Since we’re losing a lot of manufacturing jobs, more men are being put out of work. Women are more active in the service sector, in a lot of the lower-paying service-sector jobs — the type of jobs that were being created when Obama was president and those are the same type of jobs that are being created when Trump is president. So, that’s why the number of women working has surpassed the number of men working because the male-dominated industries have done so much worse than the ones that are more dominated by females, that were heavily represented by female workers.”
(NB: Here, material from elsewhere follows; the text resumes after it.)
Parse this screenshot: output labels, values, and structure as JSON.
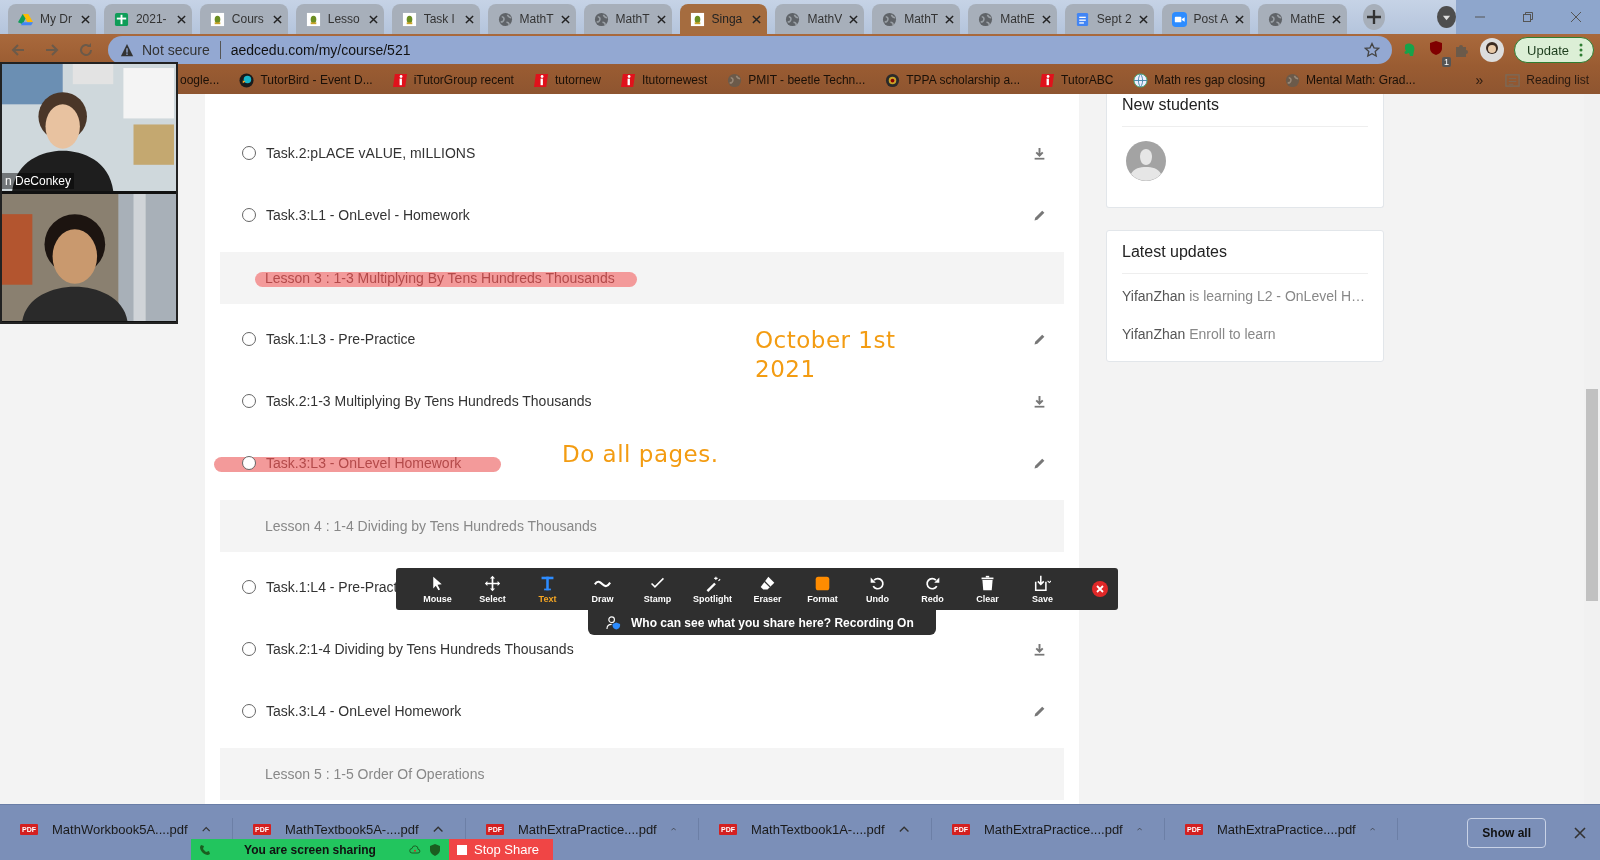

This flies in the face of the notion that there is a manufacturing boom. Data reported by the AP bears this out. For instance, the mining and logging industry, including oil and gas workers, lost 21,000 jobs in 2019. Out of the 1.1 million jobs created in the last six months, only 9,000 were in manufacturing.
Trump said that nobody is benefitting more from the US economy than the middle class. This is more nonsense. The people really benefitting are asset owners.
It is people at the very top end of the spectrum. The 1%. The people who have large stock portfolios. At least on paper, they’re benefitting. In reality, they’re not actually benefitting because this bubble is going to pop and whatever money they thought they had is going to go to money heaven.”
Peter also talks about Trump’s call for negative interest rates and the distinction between socialism and capitalism. In a nutshell, capitalism empowers people. Socialism empowers government.